MicroFloatingPoints

The MicroFloatingPoints package allows to manipulate small IEEE 754-compliant floating-point numbers, aka. minifloats, which are smaller or equal to the Float32 format mandated by the standard.

The library may serve to exemplify the behavior of IEEE 754 floating-point numbers in a systematic way through the use of very small formats.

At its core, the package defines a new type Floatmu parameterized by two integers:

• szE, the number of bits used to represent the exponent;
• szf, the number of bits used to represent the fractional part (excluding the so-called hidden bit).

As the figure below shows, the total length of an object of the type Floatmu{szE,szf} is $1+\text{szE}+\text{szf}$ bits[1].

Floatmu{szE,szf} objects are stored in 32 bit unsigned integers, which puts a limit on the maximum value of szE and szf. All computations are performed internally with double precision Float64 floats. To ensure that no double rounding will occur, viz. that the computation performed in double precision, once rounded to a Floatmu{szE,szf}, will give a result identical to the one we would have obtained had we performed it entirely with the precision of the Floatmu{szE,szf} type, we limit the size of a Floatmu{szE,szf} to that of a Float32 [Rump2016].
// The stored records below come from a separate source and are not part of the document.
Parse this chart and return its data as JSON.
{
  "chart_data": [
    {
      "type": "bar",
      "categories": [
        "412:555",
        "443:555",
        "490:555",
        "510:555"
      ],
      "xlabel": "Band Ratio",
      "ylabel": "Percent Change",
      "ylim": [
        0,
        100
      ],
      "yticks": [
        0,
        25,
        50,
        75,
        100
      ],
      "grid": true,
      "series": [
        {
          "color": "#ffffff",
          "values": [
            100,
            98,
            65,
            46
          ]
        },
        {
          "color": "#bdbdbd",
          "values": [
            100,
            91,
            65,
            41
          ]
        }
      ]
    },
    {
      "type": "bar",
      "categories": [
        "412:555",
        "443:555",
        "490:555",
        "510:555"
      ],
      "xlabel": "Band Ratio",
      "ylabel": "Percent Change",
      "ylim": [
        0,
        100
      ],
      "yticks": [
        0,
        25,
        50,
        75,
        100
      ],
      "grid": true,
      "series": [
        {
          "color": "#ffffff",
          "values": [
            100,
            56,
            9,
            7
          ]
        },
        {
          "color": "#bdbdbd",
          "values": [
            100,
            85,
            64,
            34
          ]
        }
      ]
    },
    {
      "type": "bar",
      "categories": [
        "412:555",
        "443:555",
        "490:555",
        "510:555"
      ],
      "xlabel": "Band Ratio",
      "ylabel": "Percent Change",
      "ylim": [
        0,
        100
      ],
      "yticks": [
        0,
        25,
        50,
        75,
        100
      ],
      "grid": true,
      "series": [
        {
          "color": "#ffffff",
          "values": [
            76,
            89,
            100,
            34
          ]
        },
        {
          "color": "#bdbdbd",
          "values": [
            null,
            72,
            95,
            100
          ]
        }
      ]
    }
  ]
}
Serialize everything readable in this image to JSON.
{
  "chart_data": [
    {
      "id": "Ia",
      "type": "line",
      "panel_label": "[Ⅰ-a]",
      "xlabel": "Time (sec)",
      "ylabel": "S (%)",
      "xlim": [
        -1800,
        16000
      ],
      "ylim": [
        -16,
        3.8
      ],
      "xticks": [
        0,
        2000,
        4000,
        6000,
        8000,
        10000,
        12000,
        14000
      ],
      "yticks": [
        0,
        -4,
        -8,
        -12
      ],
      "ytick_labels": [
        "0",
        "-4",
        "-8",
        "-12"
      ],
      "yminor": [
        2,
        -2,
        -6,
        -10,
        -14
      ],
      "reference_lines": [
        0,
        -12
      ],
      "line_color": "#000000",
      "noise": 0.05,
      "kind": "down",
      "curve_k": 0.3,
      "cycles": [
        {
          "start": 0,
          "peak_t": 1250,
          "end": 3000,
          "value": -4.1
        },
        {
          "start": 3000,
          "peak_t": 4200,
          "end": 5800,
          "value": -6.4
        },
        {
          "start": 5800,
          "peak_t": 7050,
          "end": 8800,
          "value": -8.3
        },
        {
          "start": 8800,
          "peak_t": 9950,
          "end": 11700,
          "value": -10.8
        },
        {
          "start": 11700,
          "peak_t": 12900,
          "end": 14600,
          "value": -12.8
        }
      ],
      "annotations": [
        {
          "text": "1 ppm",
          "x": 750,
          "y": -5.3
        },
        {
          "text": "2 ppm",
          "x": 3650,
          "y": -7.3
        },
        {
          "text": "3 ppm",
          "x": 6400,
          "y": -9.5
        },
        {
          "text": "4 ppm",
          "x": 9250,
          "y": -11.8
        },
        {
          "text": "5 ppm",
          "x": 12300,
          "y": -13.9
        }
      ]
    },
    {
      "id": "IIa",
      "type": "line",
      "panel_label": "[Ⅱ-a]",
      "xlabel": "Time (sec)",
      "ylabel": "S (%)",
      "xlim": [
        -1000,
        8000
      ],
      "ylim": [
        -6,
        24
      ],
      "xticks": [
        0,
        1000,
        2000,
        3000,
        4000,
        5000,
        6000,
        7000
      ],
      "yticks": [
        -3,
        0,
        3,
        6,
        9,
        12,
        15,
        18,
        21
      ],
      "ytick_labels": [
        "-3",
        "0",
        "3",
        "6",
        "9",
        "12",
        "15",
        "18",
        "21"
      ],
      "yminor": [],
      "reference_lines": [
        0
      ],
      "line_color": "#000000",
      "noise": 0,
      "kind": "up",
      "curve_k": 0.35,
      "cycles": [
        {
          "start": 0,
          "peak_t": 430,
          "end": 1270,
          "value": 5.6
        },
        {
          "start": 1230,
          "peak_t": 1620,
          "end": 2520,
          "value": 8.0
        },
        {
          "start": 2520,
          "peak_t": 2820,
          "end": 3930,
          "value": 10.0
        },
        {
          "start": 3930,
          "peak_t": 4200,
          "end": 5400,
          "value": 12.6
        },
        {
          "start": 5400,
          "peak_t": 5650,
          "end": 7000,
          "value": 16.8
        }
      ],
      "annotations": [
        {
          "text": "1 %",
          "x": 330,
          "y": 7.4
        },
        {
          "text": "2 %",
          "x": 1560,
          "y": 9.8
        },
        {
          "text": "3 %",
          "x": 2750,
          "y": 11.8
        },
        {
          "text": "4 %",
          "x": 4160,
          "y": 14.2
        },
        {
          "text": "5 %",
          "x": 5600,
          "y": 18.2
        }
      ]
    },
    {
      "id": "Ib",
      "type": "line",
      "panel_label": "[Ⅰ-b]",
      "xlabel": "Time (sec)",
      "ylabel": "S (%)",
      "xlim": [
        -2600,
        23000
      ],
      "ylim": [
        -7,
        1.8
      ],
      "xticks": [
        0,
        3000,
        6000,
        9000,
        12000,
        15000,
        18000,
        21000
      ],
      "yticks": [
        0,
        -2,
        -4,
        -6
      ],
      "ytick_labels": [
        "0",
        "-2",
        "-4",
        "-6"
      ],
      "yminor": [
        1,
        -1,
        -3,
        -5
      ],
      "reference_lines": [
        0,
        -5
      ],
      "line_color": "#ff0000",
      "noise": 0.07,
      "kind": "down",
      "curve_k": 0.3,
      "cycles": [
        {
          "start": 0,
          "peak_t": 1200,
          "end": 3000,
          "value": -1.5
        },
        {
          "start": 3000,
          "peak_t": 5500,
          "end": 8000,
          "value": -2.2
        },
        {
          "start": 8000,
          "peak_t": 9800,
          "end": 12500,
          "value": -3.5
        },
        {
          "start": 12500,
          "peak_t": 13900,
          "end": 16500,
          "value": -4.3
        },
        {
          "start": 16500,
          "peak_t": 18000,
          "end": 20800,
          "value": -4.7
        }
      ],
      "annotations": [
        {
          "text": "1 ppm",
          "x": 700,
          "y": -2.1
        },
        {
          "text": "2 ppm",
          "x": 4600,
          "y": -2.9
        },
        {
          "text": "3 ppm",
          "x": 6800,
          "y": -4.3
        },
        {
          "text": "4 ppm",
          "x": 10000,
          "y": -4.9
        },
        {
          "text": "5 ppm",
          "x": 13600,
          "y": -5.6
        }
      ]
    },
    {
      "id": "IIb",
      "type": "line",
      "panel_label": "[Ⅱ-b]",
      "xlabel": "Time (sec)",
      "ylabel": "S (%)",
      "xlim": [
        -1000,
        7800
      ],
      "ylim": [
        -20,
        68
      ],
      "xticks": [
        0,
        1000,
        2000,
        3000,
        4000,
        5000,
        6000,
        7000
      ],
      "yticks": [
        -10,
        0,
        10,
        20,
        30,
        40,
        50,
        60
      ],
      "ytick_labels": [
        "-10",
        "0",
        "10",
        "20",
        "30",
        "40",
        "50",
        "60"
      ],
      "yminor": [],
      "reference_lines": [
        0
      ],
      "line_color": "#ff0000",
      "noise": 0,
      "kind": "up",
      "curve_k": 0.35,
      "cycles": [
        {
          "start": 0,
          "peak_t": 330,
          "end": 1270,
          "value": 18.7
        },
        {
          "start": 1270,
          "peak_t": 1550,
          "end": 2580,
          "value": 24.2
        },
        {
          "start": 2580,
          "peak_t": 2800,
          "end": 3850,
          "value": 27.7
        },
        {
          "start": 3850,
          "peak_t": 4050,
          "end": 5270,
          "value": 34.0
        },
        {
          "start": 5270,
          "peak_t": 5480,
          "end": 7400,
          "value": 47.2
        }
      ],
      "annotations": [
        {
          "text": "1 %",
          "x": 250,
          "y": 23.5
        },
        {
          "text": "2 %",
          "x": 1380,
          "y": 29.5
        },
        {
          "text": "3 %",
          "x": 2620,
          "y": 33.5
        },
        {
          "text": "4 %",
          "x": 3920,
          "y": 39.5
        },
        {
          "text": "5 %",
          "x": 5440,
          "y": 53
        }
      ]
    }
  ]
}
The limits on the integers szE and szf are therefore:

$$$\left\{\begin{array}{l} 2\leqslant\text{szE}\leqslant8\\ 2\leqslant\text{szf}\leqslant23 \end{array}\right.$$$

Under these constraints, one can manipulate and compute with very small floats (e.g. 2 bits for the exponent and 2 bits for the fractional part) that comply with the IEEE 754 standard. It is also possible to emulate more established formats such as:

• Float16, the IEEE 754 half-precision format: Floatmu{5,10}
• Float32, the IEEE 754 single precision format: Floatmu{8,23}
• bfloat16, the Brain Floating Point by Google: Floatmu{8,7}
• TensorFloat-32, the format by NVIDIA: Floatmu{8,10}
• AMD's fp24: Floatmu{7,16}
• Pixar's PXR24: Floatmu{8,15}
• and many more…
• 1The size of the object representing a Floatmu may be much larger however, as it corresponds currently to two 32 bits unsigned integers per Floatmu.
• Rump2016IEEE754 Precision-$k$ base-$\beta$ Arithmetic Inherited by Precision-$m$ Base-$\beta$ Arithmetic for $k<m$. Siegfried M. Rump, ACM Transactions on Mathematical Software, Vol. 43, N° 3. December 2016.